There are a number of conflicting dynamics playing out in the dairy markets at the moment, according to Glanbia’s latest market insight into global dairy prices.

The key to which direction the markets move will be decided by the relative strength of each factor, according to the dairy giant, which has outlined four key aspects to be taken into account.

These include: geopolitical factors; global growth; weather conditions; and Chinese imports of dairy.

Geopolitical factors including Brexit, international trade and tariff disputes driven by the Trump Administration as well as concerns over the global economic growth are all worrying economic and trade commentators, according to Glanbia.

In addition, the global growth forecast for 2019 and 2020 had already been revised downward in the last World Economic Outlook in October 2018 to increases of 3.5% in 2019 and 3.6% in 2020.

This is partly because of the negative effects of tariff increases enacted between the United States and China.

Meanwhile, EU and Australian milk production have both been impacted by the weather and depleted feed stocks, while tight margins have slowed the growth in US production.

Although New Zealand is showing strong growth, overall milk production from the key exporting regions is likely to rise only modestly through 2019.

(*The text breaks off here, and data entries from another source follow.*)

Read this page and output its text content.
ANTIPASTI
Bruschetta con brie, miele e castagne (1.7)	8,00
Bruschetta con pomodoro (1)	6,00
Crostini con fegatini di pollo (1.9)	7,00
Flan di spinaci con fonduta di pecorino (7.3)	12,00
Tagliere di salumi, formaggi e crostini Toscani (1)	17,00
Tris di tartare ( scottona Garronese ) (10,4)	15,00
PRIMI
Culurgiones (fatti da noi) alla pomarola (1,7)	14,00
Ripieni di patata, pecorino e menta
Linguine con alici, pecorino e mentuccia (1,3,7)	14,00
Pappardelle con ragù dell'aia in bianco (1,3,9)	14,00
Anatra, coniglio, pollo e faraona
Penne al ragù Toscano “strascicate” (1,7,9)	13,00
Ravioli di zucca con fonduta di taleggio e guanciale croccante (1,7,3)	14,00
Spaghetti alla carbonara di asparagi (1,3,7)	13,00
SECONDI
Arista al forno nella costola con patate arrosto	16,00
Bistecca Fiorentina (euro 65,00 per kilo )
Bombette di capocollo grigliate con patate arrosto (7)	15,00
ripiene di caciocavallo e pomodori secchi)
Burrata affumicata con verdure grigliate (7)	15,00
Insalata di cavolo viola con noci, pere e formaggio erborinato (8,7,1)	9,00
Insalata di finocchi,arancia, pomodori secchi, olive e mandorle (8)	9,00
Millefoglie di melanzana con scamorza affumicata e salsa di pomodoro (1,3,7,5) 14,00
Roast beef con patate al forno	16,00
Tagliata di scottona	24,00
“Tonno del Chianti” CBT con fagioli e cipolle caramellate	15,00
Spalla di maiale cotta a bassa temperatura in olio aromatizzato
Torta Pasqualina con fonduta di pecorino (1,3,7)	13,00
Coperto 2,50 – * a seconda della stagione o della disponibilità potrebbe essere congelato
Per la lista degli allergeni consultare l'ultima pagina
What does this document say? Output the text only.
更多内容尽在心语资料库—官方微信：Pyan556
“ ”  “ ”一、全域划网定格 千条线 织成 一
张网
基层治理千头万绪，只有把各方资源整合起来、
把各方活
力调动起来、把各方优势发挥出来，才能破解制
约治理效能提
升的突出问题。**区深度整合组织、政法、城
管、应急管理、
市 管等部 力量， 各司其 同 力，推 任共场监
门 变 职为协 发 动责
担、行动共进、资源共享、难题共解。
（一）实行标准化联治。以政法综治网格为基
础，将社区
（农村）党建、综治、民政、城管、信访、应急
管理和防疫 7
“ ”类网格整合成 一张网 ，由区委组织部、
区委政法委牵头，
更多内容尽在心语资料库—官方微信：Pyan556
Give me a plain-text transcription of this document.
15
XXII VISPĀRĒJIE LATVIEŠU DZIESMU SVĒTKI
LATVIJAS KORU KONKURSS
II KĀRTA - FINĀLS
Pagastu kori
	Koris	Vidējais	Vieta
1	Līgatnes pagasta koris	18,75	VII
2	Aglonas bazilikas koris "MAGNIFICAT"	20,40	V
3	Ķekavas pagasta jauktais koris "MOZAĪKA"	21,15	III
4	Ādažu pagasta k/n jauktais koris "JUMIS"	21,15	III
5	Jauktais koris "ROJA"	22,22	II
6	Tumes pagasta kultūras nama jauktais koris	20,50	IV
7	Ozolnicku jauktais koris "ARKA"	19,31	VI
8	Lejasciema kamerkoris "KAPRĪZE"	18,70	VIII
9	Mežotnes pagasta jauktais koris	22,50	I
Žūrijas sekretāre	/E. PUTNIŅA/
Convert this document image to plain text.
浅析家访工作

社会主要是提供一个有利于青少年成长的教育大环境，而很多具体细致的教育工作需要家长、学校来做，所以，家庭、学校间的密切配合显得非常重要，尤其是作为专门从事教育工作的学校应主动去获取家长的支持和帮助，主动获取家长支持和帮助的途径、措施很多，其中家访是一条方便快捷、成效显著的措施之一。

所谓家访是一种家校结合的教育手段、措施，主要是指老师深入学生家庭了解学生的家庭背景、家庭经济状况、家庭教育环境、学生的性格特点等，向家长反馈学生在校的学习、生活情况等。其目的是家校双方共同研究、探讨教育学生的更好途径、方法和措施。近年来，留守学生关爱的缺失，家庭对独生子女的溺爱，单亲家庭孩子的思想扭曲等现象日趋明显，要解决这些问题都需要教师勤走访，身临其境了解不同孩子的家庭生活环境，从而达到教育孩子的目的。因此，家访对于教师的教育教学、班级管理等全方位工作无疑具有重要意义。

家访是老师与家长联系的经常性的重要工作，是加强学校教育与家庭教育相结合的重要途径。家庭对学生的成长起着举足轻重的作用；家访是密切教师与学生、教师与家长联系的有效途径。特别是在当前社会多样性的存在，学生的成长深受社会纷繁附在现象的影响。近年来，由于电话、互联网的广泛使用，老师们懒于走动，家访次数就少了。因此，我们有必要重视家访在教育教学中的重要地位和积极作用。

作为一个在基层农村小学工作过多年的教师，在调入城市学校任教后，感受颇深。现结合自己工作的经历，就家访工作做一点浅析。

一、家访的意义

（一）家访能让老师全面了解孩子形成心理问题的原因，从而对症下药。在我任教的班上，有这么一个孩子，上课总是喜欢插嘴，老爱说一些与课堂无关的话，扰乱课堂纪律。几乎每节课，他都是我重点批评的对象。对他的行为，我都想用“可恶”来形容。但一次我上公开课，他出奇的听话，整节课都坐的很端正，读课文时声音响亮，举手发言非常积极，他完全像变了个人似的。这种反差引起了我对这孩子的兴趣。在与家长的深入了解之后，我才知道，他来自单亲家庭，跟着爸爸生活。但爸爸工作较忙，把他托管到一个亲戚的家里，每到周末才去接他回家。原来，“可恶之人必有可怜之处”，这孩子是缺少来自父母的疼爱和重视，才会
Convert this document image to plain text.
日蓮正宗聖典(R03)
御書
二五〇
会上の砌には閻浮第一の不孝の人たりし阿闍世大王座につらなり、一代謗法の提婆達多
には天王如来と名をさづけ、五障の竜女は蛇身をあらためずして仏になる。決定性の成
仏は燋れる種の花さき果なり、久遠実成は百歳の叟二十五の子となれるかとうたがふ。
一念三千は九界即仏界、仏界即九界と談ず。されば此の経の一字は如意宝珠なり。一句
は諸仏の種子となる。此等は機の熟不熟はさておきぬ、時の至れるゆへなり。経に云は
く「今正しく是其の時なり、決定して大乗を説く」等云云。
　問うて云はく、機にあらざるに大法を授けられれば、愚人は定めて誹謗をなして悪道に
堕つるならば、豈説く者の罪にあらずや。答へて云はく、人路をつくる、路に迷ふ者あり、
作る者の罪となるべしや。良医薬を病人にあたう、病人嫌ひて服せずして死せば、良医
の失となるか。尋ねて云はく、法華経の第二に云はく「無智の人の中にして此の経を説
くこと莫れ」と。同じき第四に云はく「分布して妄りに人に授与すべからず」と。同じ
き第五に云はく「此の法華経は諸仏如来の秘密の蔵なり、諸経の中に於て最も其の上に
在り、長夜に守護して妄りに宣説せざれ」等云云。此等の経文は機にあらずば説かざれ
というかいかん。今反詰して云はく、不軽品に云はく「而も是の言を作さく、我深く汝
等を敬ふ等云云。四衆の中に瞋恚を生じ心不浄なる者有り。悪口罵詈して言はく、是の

In numeric terms, global milk production for the top milk producing regions will increase modestly by 1% in 2019, backed by an expected 1% increase in the EU, a 1-1.2% rise in the US, and a decline in Australia being offset by a steady outlook in New Zealand.

Chinese imports of dairy products have historically been closely aligned to their GDP growth, and imports in 2018 were closely aligned.

While GDP growth has slowed, lack of domestic production and low stocks mean import demand from China is expected to continue to grow in 2019.

Brexit uncertainty bites

EU curd and UK cheddar markets are “firm but continued uncertainty related to Brexit has seen UK warehouses full of stock to avoid any post-Brexit risks”, according to Glanbia.

The extreme volatility in the market in 2018 caused nervousness. Consumers continue to have a preference for butter, but have been affected by high process. All of this has slowed the growth in dairy fat demand, Glanbia asserts.

On the international market, Japan announced plans to import 7,000t more butter to meet domestic demand from food processors, as the country gradually recovers from the September 2018 earthquake.

This comes as good news for the European producers following the recent EU/Japan trade agreement.